My wife and I seem to be somewhat unusual for our age, in that we got married relatively young and we had kids relatively young. By this, I mean that we have many friends (and family) who are similar in age to us and have pretty young kids right now, while we have one 17 year old and one 14 year old. Spending time with these friends and family make me think a few things:
1. Having kids is hard. Like, every age brings new challenges. From the physical endurance test of a 2-3 year old kid to the incredible chess game that is a teenager. Life just changes, and the challenges change with it. Sometimes it gets easier, and sometimes it gets harder. But, I think that you can count on it having hard parts throughout.
2. Having kids later is very different than having kids earlier. When you have kids earlier in your career/life, you have never taken the time to just be yourself or enjoy time with your partner. You have not done spontaneous vacations or moved to another state/country on a whim. You end up having to plan a lot more and own a minivan at a young age. On the other hand, if you have kids younger, you may have more physical endurance than your toddler. Well, maybe not. But it may be a closer match. A bonus of having kids earlier is that we will have both kids moved out of the house (maybe?) by the time we are 50 (one of us well before 50). Which means that we can start traveling a lot more at a younger age. I am not sure that one is better than the other. It is just different.
3. I very much like little kids, but I am not sure that I would want another one. Now that we have had two kids and have raised them through toddlerhood (and into teenager-hood), we are probably pretty good at it (well, maybe – and we are only talking about toddlerhood to preteen here – the court is still out on teenager-hood), and could probably deal with most of the toddler-ness. But, I am not sure that either of us could take the constant entertainment needs of a toddler. It is a lot of fun for a couple of hours. Then, wow, I can understand why we don’t have any more kids.

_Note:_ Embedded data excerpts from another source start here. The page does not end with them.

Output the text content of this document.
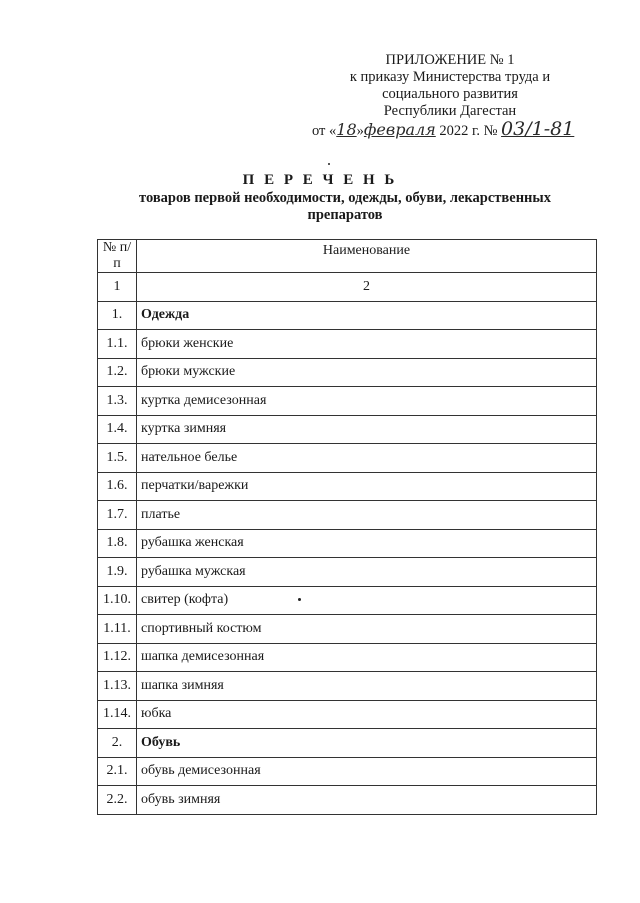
ПРИЛОЖЕНИЕ № 1
к приказу Министерства труда и
социального развития
Республики Дагестан
от «18»февраля 2022 г. № 03/1-81
П Е Р Е Ч Е Н Ь
товаров первой необходимости, одежды, обуви, лекарственных препаратов
№ п/п	Наименование
1	2
1.	Одежда
1.1.	брюки женские
1.2.	брюки мужские
1.3.	куртка демисезонная
1.4.	куртка зимняя
1.5.	нательное белье
1.6.	перчатки/варежки
1.7.	платье
1.8.	рубашка женская
1.9.	рубашка мужская
1.10.	свитер (кофта)
1.11.	спортивный костюм
1.12.	шапка демисезонная
1.13.	шапка зимняя
1.14.	юбка
2.	Обувь
2.1.	обувь демисезонная
2.2.	обувь зимняя
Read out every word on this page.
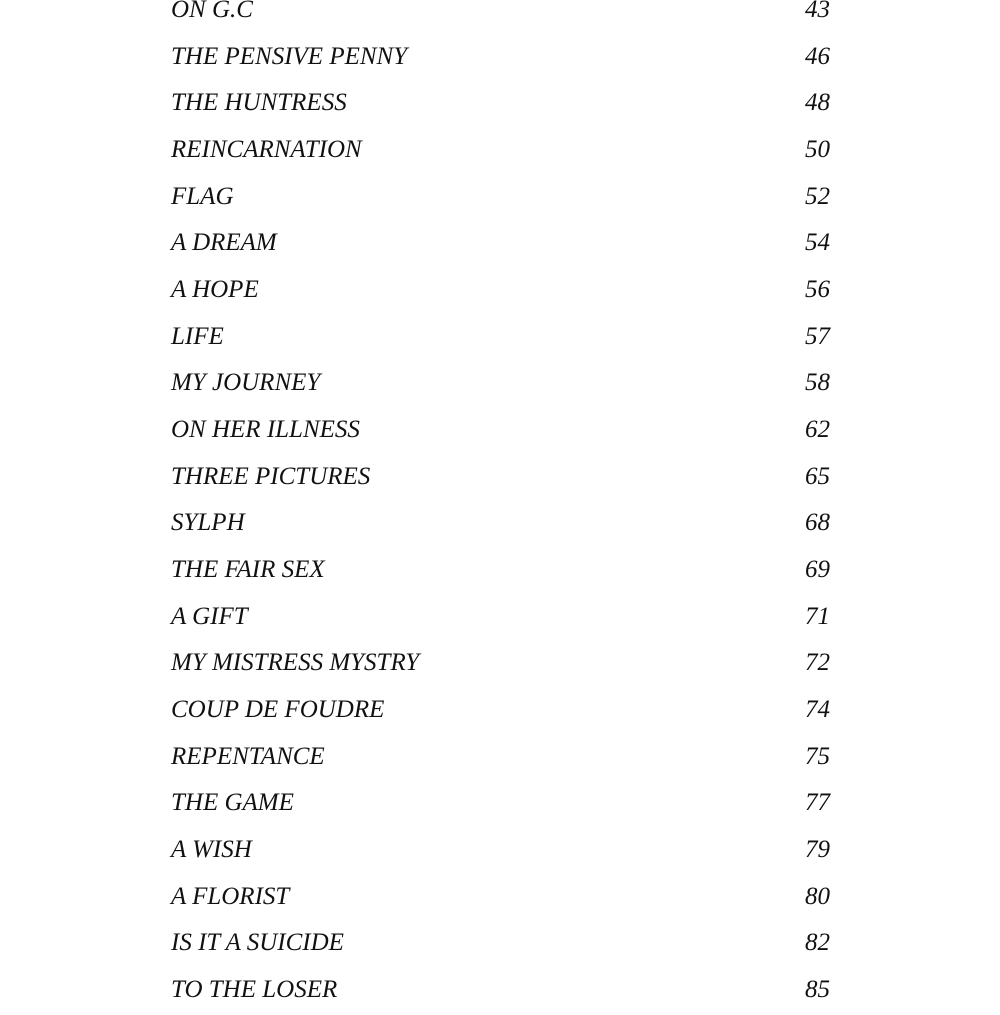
ON G.C	43
THE PENSIVE PENNY	46
THE HUNTRESS	48
REINCARNATION	50
FLAG	52
A DREAM	54
A HOPE	56
LIFE	57
MY JOURNEY	58
ON HER ILLNESS	62
THREE PICTURES	65
SYLPH	68
THE FAIR SEX	69
A GIFT	71
MY MISTRESS MYSTRY	72
COUP DE FOUDRE	74
REPENTANCE	75
THE GAME	77
A WISH	79
A FLORIST	80
IS IT A SUICIDE	82
TO THE LOSER	85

They are a lot of work.
NPR just did a show on kids, and one of the speakers talked about how kids today are being raised in a very different way than kids have ever really been raised. For example, when I was a kid, we lived between a lake and a forest. My parents used to just basically throw us outside and say, go play. We would got to the lake and play or go to the woods and play. I am not sure how often this was, since I was 8, but I definitely have memories of biking down to the lake and playing with friends, and walking through the forest with my sister. When we moved to Ypsilanti and lived in a neighborhood, we would ride our bikes everywhere. I had a paper route when I was maybe 10-12 years old that was about a mile away from the house. I delivered papers everyday by myself. I would collect money by myself (which, I admit was a bit freaky.)
Today, it seems like that is not done. We let our kids run through the woods by themselves (or used to, when they were interested in that type of ~lame~ activity), but it is a struggle for us to let our 14 year old ride his bike to his friend’s house, which is about 1.5 miles away. We say that the cars go too fast on the dirt roads. Which is true. But, at the same time, he is a responsible kid, who knows what to do. So, we have started letting him venture on his own. But we worry.
When we lived in Ypsilanti a few years ago (I lived there as a kid and as an adult), we would never have let our kids just wonder around on their own. There was a park half a block from our house, but we still would walk with them down there and play with them while they were there. Probably because we know what ~could~ have happened. We are a much better informed society than back in the mid-70s. With that knowledge, comes an understanding of the things that are possible. And that is scary. Many people, including me, are trapped by this knowledge and possibly hold on a little too tightly.
The question is, will it actually affect our kids in a negative way? Will they take less risks as grownups, and live their lives always wanting to be comfortable? Or will they break out of their parent’s safety net and go out and start new companies and do risky things? I guess we, as a society, will find out.